Page 1 of Strange Animals


Font Size:

Green died and then hedidn’t.

He twisted his ankle and toppled off the curb. Pain flashed as his cheekbone hit the blacktop. Twenty feet away, the crushing mass of a city bus rolled toward him.

Cheek on the pavement, he watched the zigzag tread of a bus tire, ten, nine, eight feet off and closing.

Brakes squealed. Too late.

At the office, ad copy for a new psoriasis medication sat half written next to a wilting pothos plant. At home, a shadow box diorama of an old Model T car made from salvaged clock parts sat unfinished next to a sewing box full of tiny gears, springs, and minute hands. He was less than a breath away from the lesson that lives are not finished, they are concluded. That lesson was arriving at thirty-five miles per hour.

The black tire filled his vision. No time to scream.

One final thought.

No, this isn’t how it happens.

Then, he was back, standing on the sidewalk as if someone else’s life had been roughly spliced atop his own.

It was a crude edit, his death overwritten. The bus roared past, stinging his eyes with grit and a wall of warm, displaced air.

He might have wept or collapsed, but before he could a sound sucker punched him like a thunderclap. It was a caw that sent him stumbling backward, knocking a rolling suitcase from an elderly man’s grasp.

Time moved sluggishly.

The man shouldered Green aside and retrieved his luggage, muttering something vicious that Green didn’t catch. A bystander with graying dreadlocks looked up from his phone, then back down.

Green saw the crow.

On a nearby No Parking sign, a black bird the size of a golden retriever was croaking and chittering, punctuated by caws loud enough to rattle storefront windows. The sounds kicked over something inside Green’s guts. The looming creature paused and looked at him as if waiting for an answer.

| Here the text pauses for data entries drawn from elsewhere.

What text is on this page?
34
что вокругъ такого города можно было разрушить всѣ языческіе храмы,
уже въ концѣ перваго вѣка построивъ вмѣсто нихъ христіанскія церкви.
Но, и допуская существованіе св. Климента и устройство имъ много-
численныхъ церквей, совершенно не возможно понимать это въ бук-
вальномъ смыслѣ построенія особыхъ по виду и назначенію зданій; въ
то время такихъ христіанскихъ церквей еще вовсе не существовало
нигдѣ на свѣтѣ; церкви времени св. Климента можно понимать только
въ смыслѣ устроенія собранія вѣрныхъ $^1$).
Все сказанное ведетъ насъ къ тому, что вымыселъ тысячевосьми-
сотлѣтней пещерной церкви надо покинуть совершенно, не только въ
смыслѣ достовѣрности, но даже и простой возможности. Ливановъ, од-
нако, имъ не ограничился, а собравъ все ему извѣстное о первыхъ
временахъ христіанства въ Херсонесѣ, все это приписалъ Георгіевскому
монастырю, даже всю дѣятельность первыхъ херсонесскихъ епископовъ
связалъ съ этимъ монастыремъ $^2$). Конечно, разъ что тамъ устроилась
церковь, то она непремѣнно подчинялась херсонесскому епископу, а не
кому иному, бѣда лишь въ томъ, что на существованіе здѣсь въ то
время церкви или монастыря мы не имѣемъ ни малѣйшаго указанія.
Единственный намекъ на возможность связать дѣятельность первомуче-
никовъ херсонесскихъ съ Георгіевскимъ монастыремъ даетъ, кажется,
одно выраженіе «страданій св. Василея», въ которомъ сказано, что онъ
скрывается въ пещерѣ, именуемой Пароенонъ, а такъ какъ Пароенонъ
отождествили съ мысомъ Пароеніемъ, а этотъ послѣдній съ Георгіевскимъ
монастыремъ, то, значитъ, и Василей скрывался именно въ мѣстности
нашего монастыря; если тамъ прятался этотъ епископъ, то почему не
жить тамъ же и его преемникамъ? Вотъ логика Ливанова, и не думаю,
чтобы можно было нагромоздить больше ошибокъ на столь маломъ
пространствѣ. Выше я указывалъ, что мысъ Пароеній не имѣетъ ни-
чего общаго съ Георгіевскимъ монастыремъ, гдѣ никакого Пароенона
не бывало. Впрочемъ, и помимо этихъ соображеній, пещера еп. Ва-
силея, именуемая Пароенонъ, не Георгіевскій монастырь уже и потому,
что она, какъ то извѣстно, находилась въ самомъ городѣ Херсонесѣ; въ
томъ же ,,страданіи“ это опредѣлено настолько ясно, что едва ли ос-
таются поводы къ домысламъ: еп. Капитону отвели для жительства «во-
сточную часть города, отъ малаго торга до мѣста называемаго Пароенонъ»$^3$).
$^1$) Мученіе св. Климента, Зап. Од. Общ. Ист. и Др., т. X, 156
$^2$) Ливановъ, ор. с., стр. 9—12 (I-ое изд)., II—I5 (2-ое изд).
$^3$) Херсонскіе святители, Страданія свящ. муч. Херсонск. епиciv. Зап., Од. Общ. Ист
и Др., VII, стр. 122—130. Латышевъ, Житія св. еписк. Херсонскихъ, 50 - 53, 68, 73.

No one else stopped. No one else looked at the crow.

A final corvid cry inexplicably sent Green’s hand to his pocket.

There was something new there. He pulled it out.

An acorn the color of coffee with cream sat on his open palm. It was a commonplace object that menaced him with its simple presence.

The crow was gone.

His old life was gone with it.

Not finished. Concluded.

Beyond Green’s awareness, somewhere in the Catskill Mountains, a peculiar patch of woods and the things that hunted there were waiting for him. Already, the thread-thin roots of a place he had never visited were reaching for his future. New pathways sprouted from the moment like mushrooms after sunset.

In the dark soil at the edge of his perception, dangerous ideas were growing.

Green steered his indigo ToyotaPrius around another switchback, stitching his way into the mountains. He willed himself to stop clenching his jaw and try to enjoy the beauty of the landscape, raising his thumb to massage a knot of muscle just below his ear. It was no good. Fifty miles ago, the approaching mountainside wilderness looked beautiful. Now, as cell service became spotty and the sun sank low, beauty shifted to threat.

The one comfort of Green’s drive into the wilderness was that he could not be lost because he didn’t know where he was going.

The acorn rested in his pocket, its figurative weight transferring through his leg to press on the accelerator. That strange little object drove him forward. Only habits and memories drew him back.

His condo in the city was sold.

His resignation was accepted in a neutral, businesslike manner.

His uncle in Columbus didn’t object to being his forwarding address while he “shopped around for a new town to call home.”